言葉で説明するのが難しいが、記憶や意識ははっきりあるのだが、昨日まであった緊張感が変に抜けてしまっていた。
これは困ったと思った。
何とか立て直さねばと思いつつ、電車に乗って、とりあえず何か聞こうと思った。
その時何気なく聴いたのが、エレカシの「ファイティングマン」だった。
ちょうど1年目の受験が終わった時に買ったエレカシのファーストアルバムの1曲目だ。
すると、どういうわけかみるみる試験に向かう気持ちが湧いてきた。
1日目の感覚が戻ってきたのだ。
これでいけると思って、何事もなかったかのように試験場に向かった。
試験の結果は合格だった。
合格発表の直前の3月5日にエレカシは「桜の花、舞い上がる道を」というこれまた壮大な名曲を放っている。
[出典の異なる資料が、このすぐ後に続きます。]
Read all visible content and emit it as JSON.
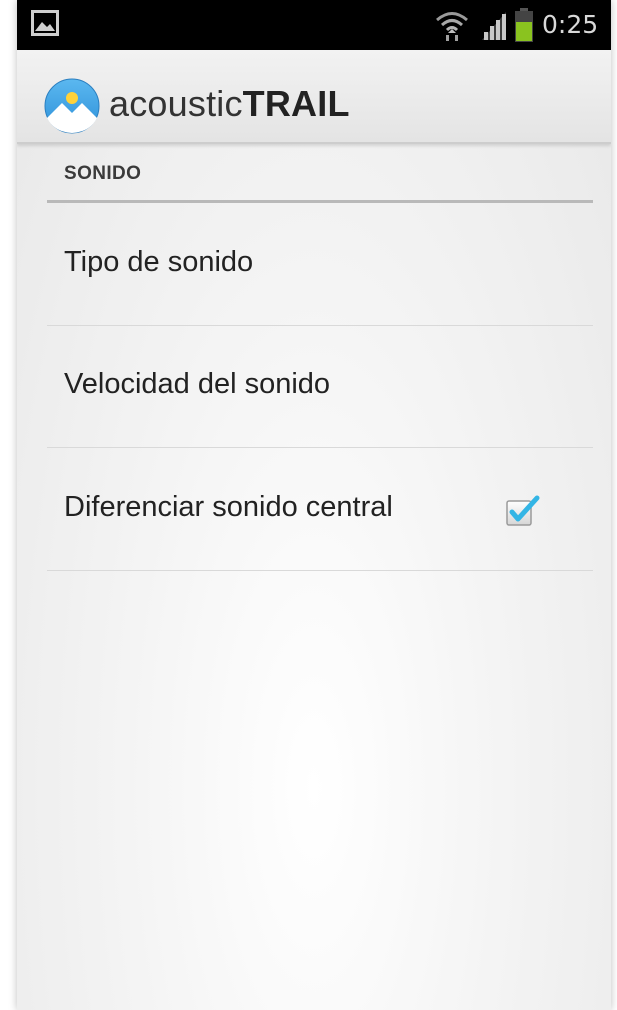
{
  "status_bar": {
    "time": "0:25",
    "icons": [
      "gallery-icon",
      "wifi-icon",
      "signal-icon",
      "battery-icon"
    ],
    "battery_color": "#8ac31f"
  },
  "action_bar": {
    "app_name_light": "acoustic",
    "app_name_bold": "TRAIL",
    "icon": "app-logo-icon"
  },
  "section": {
    "title": "SONIDO"
  },
  "preferences": [
    {
      "label": "Tipo de sonido"
    },
    {
      "label": "Velocidad del sonido"
    },
    {
      "label": "Diferenciar sonido central",
      "checked": true
    }
  ],
  "colors": {
    "checkmark": "#33b5e5",
    "action_bar": "#ececec"
  }
}
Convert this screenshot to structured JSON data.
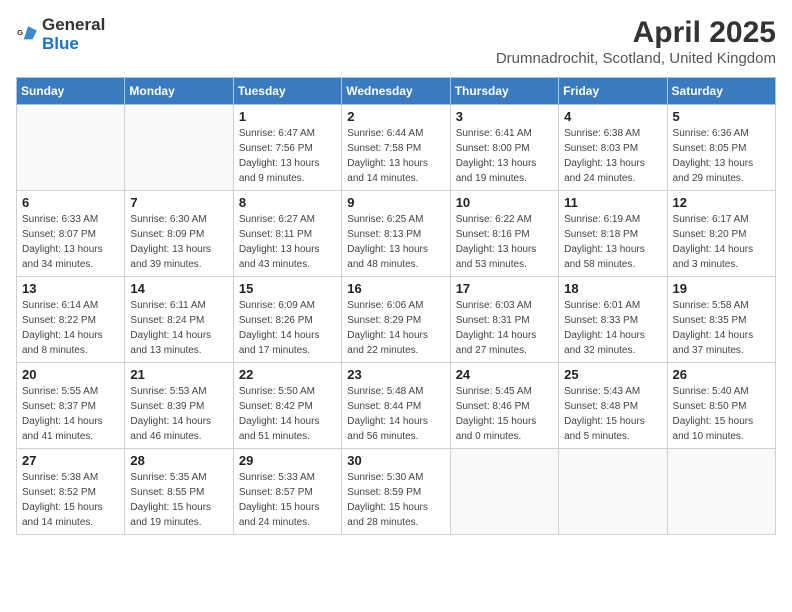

僕もこれを聴きながら勝利を確信しながら、合格発表を見に行った。
当時の東大はまだ合格発表の張り出しをしていた頃、せっかくなので胴上げもしてもらった。
「輝く時は今」
そんな歌詞が合格発表を見た時に浮かんできた。
なんだかエレカシの歩みと、僕の2度目の東大受験がリンクしていたみたいな時期だった。
エレカシの音楽は僕の10代終わりの人生としっかり結びついている。
だからこそエレファントカシマシと言うバンドもまた特別な存在なのだ。
そして「自部屋の机上」は僕にとっての原点と言えるフレーズであり、
今回の復活ブログ「自部屋の音楽」を始めている。
まだ始まったばかりだが、初心を忘れずにコツコツ続けていきたいと思う。